Growing up my heroes were mostly scientists and writers – or people who were both: Charles Darwin and Charles Dickens; Jane Austen and Jane Goodall; Galileo, Stephen Jay Gould, Virginia Woolf and Gary Paulsen.
In my adolescence I imagined my future self studying animals in the wild and probably discovering new species. My future self would also write novels. And take pictures for National Geographic. You know, all in a day’s work.
At Tufts University I started taking classes in biology, psychology, English lit and creative writing. When I wasn’t analyzing 20th Century modernist novels, I was designing groundbreaking experiments in social psychology. One time, for example, I tied a sign that read “Don’t Pull!” to a tree and hid nearby. Pen and notebook in hand, I counted how many people approached the sign, how many ignored it and how many actually pulled it. I can’t remember what the hypothesis was or what anyone learned from the research. I do remember that someone threw their shoe at the sign and that the experiment ended when one boy pulled so hard that down came the sign, tree branch and all.

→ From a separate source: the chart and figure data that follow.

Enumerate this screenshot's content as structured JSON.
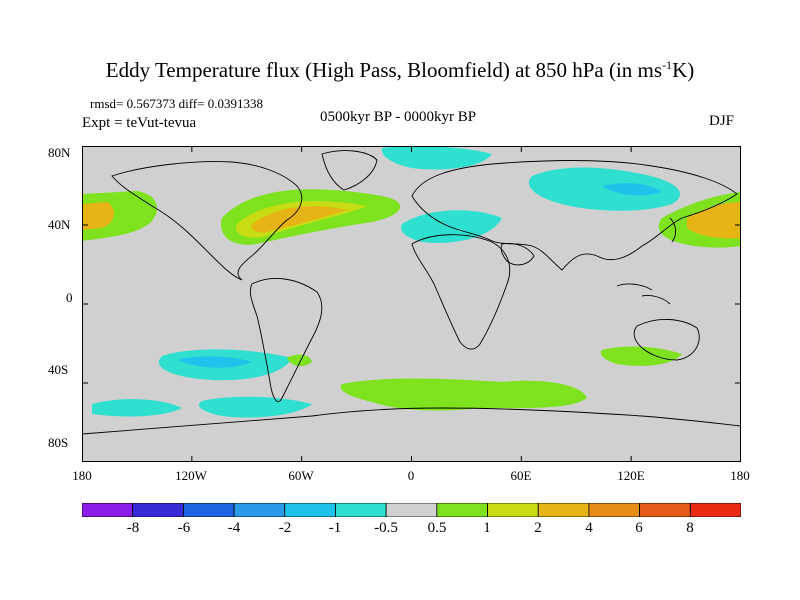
{
  "title_main": "Eddy Temperature flux (High Pass, Bloomfield) at 850 hPa (in ms",
  "title_sup": "-1",
  "title_end": "K)",
  "stats_line": "rmsd= 0.567373  diff= 0.0391338",
  "expt": "Expt = teVut-tevua",
  "period": "0500kyr BP - 0000kyr BP",
  "season": "DJF",
  "y_ticks": [
    "80N",
    "40N",
    "0",
    "40S",
    "80S"
  ],
  "x_ticks": [
    "180",
    "120W",
    "60W",
    "0",
    "60E",
    "120E",
    "180"
  ],
  "colorbar": {
    "labels": [
      "-8",
      "-6",
      "-4",
      "-2",
      "-1",
      "-0.5",
      "0.5",
      "1",
      "2",
      "4",
      "6",
      "8"
    ],
    "colors": [
      "#8a1ee6",
      "#3a2ad8",
      "#1c64e0",
      "#2a9ae8",
      "#1ec2ea",
      "#2fe0d0",
      "#d0d0d0",
      "#7ee21e",
      "#c8dc14",
      "#e6b414",
      "#e68c18",
      "#e65c18",
      "#e82c14"
    ]
  },
  "palette": {
    "land_bg": "#d0d0d0",
    "cyan": "#2fe0d0",
    "lightblue": "#1ec2ea",
    "green": "#7ee21e",
    "yellow": "#c8dc14",
    "orange": "#e6b414"
  }
}
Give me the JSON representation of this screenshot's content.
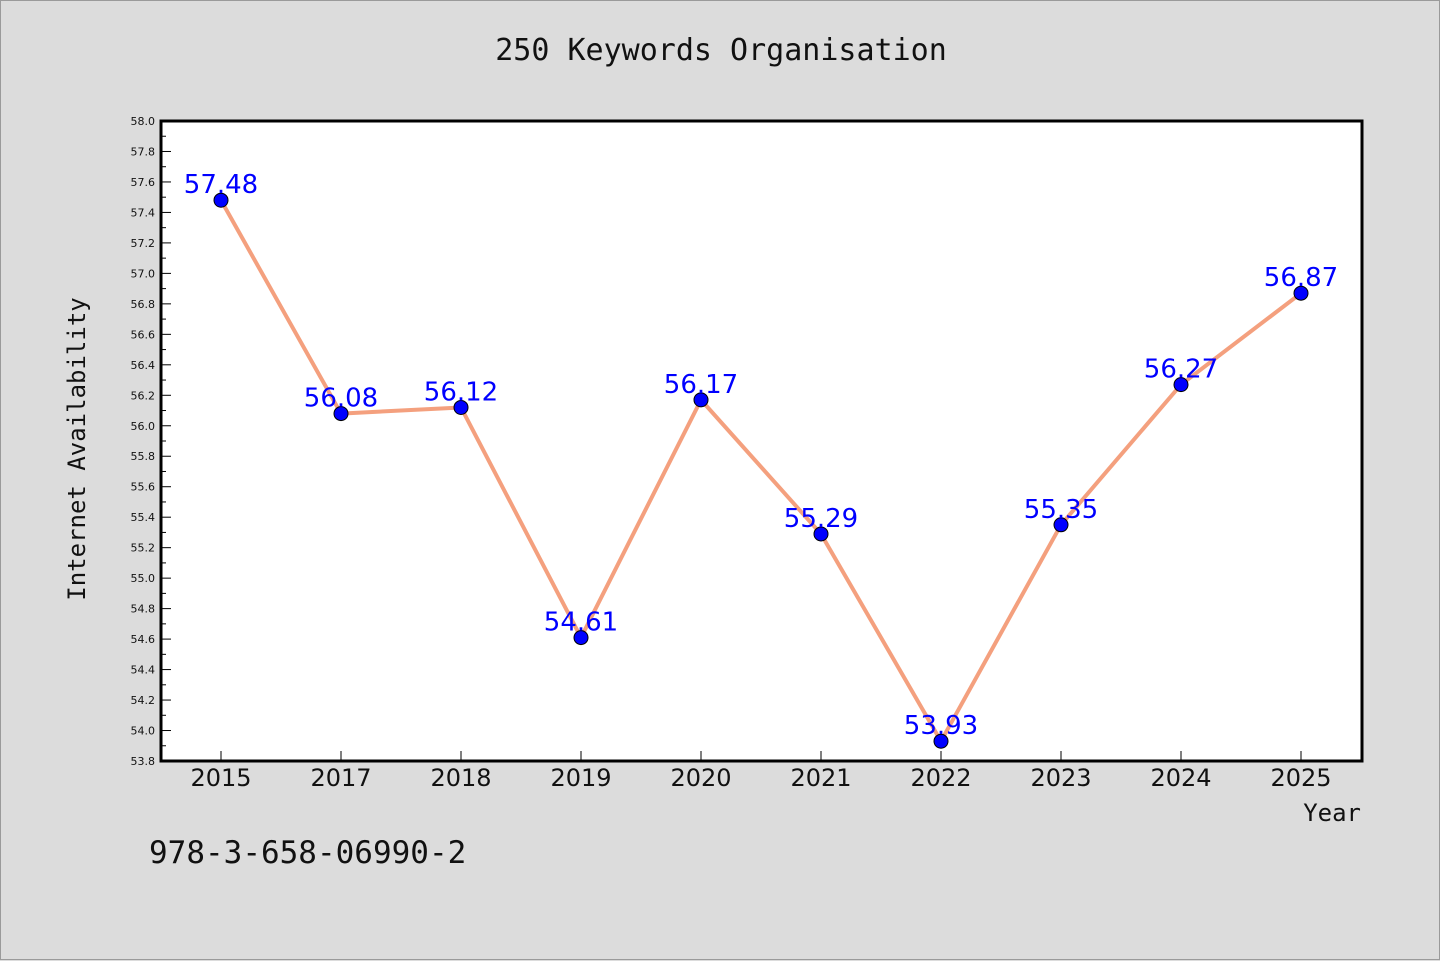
{
  "chart_data": {
    "type": "line",
    "title": "250 Keywords Organisation",
    "xlabel": "Year",
    "ylabel": "Internet Availability",
    "categories": [
      "2015",
      "2017",
      "2018",
      "2019",
      "2020",
      "2021",
      "2022",
      "2023",
      "2024",
      "2025"
    ],
    "values": [
      57.48,
      56.08,
      56.12,
      54.61,
      56.17,
      55.29,
      53.93,
      55.35,
      56.27,
      56.87
    ],
    "data_labels": [
      "57.48",
      "56.08",
      "56.12",
      "54.61",
      "56.17",
      "55.29",
      "53.93",
      "55.35",
      "56.27",
      "56.87"
    ],
    "ylim": [
      53.8,
      58.0
    ],
    "yticks": [
      "53.8",
      "54.0",
      "54.2",
      "54.4",
      "54.6",
      "54.8",
      "55.0",
      "55.2",
      "55.4",
      "55.6",
      "55.8",
      "56.0",
      "56.2",
      "56.4",
      "56.6",
      "56.8",
      "57.0",
      "57.2",
      "57.4",
      "57.6",
      "57.8",
      "58.0"
    ],
    "line_color": "#f4a07e",
    "marker_color": "#0000ff",
    "label_color": "#0000ff",
    "grid": false
  },
  "footer_text": "978-3-658-06990-2"
}
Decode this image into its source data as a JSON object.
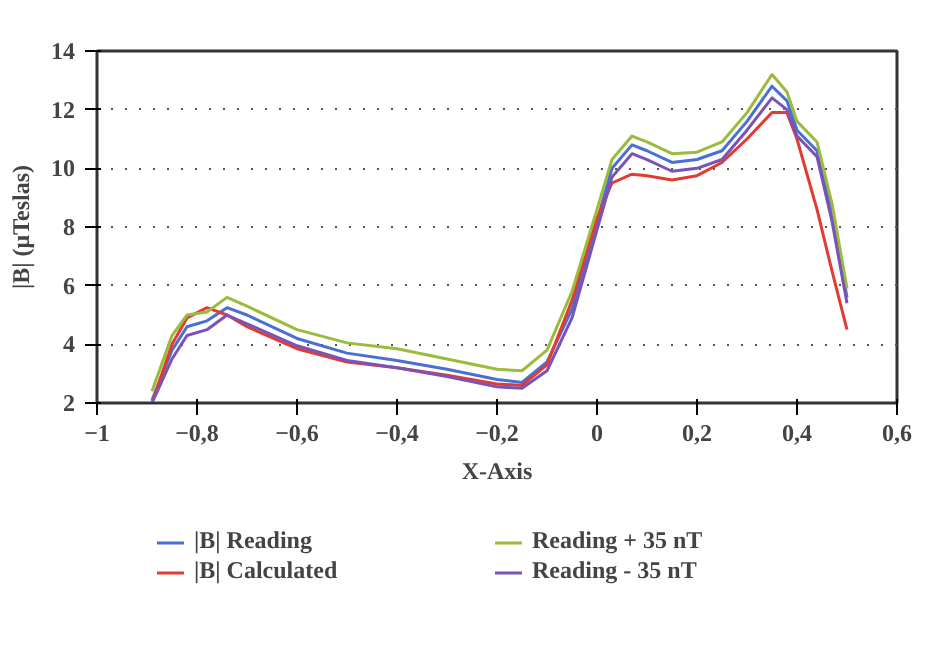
{
  "chart_data": {
    "type": "line",
    "xlabel": "X-Axis",
    "ylabel": "|B| (μTeslas)",
    "x": [
      -0.89,
      -0.85,
      -0.82,
      -0.78,
      -0.74,
      -0.7,
      -0.6,
      -0.5,
      -0.4,
      -0.3,
      -0.2,
      -0.15,
      -0.1,
      -0.05,
      0,
      0.03,
      0.07,
      0.1,
      0.15,
      0.2,
      0.25,
      0.3,
      0.35,
      0.38,
      0.4,
      0.44,
      0.47,
      0.5
    ],
    "series": [
      {
        "name": "|B| Reading",
        "color": "#4a6fd4",
        "values": [
          2.1,
          3.8,
          4.6,
          4.8,
          5.25,
          5.0,
          4.2,
          3.7,
          3.45,
          3.15,
          2.8,
          2.7,
          3.4,
          5.2,
          8.2,
          10.0,
          10.8,
          10.6,
          10.2,
          10.3,
          10.6,
          11.6,
          12.8,
          12.3,
          11.3,
          10.6,
          8.5,
          5.6
        ]
      },
      {
        "name": "|B| Calculated",
        "color": "#e03c31",
        "values": [
          2.0,
          4.0,
          4.9,
          5.25,
          5.0,
          4.6,
          3.85,
          3.4,
          3.2,
          2.95,
          2.65,
          2.6,
          3.3,
          5.5,
          8.3,
          9.5,
          9.8,
          9.75,
          9.6,
          9.75,
          10.2,
          11.0,
          11.9,
          11.9,
          11.0,
          8.6,
          6.5,
          4.5
        ]
      },
      {
        "name": "Reading + 35 nT",
        "color": "#9bbb3c",
        "values": [
          2.4,
          4.3,
          5.0,
          5.1,
          5.6,
          5.3,
          4.5,
          4.05,
          3.85,
          3.5,
          3.15,
          3.1,
          3.8,
          5.8,
          8.6,
          10.3,
          11.1,
          10.9,
          10.5,
          10.55,
          10.9,
          11.9,
          13.2,
          12.6,
          11.6,
          10.9,
          8.8,
          5.9
        ]
      },
      {
        "name": "Reading - 35 nT",
        "color": "#7a52b8",
        "values": [
          2.0,
          3.5,
          4.3,
          4.5,
          5.0,
          4.7,
          3.95,
          3.45,
          3.2,
          2.9,
          2.55,
          2.5,
          3.1,
          4.9,
          7.9,
          9.7,
          10.5,
          10.3,
          9.9,
          10.0,
          10.3,
          11.3,
          12.4,
          12.0,
          11.1,
          10.4,
          8.2,
          5.4
        ]
      }
    ],
    "xlim": [
      -1,
      0.6
    ],
    "ylim": [
      2,
      14
    ],
    "xticks": [
      {
        "value": -1,
        "label": "−1"
      },
      {
        "value": -0.8,
        "label": "−0,8"
      },
      {
        "value": -0.6,
        "label": "−0,6"
      },
      {
        "value": -0.4,
        "label": "−0,4"
      },
      {
        "value": -0.2,
        "label": "−0,2"
      },
      0,
      {
        "value": 0.2,
        "label": "0,2"
      },
      {
        "value": 0.4,
        "label": "0,4"
      },
      {
        "value": 0.6,
        "label": "0,6"
      }
    ],
    "yticks": [
      2,
      4,
      6,
      8,
      10,
      12,
      14
    ],
    "grid": "y",
    "legend": "bottom",
    "line_style": "solid"
  }
}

Eventually I concluded that I wasn’t very good at designing experiments and that I probably wouldn’t get any impressive grants to study the behavior of lemurs on Madagascar. But I didn’t want to give up science altogether. Fortunately I stumbled onto an appealing alternative. The summer after my junior year I interned with Psychology Today magazine in New York, where I wrote about mad scientists, yoga, social networks and the common cold. I realized that instead of conducting science and writing on the side, I could try writing about science. My senior year at Tufts I continued to explore science communication: I fact-checked scripts for NOVA and helped film a scene in which Steven Pinker played basketball with Neil deGrasse Tyson.
After graduating from Tufts, I went to New York University to earn a Masters in Science, Health and Environmental Reporting. Along the way I wrote articles for Scientific American, Scientific American MIND, Popular Mechanics and Environmental Health News. Shortly before graduating from NYU, New Scientist hired me as a reporter in their Waltham, Massachusetts office, so I moved to Cambridge, MA. 10 months later, Scientific American offered me a job as an associate editor focusing on neuroscience, so I moved back to New York. And that’s pretty much my story so far.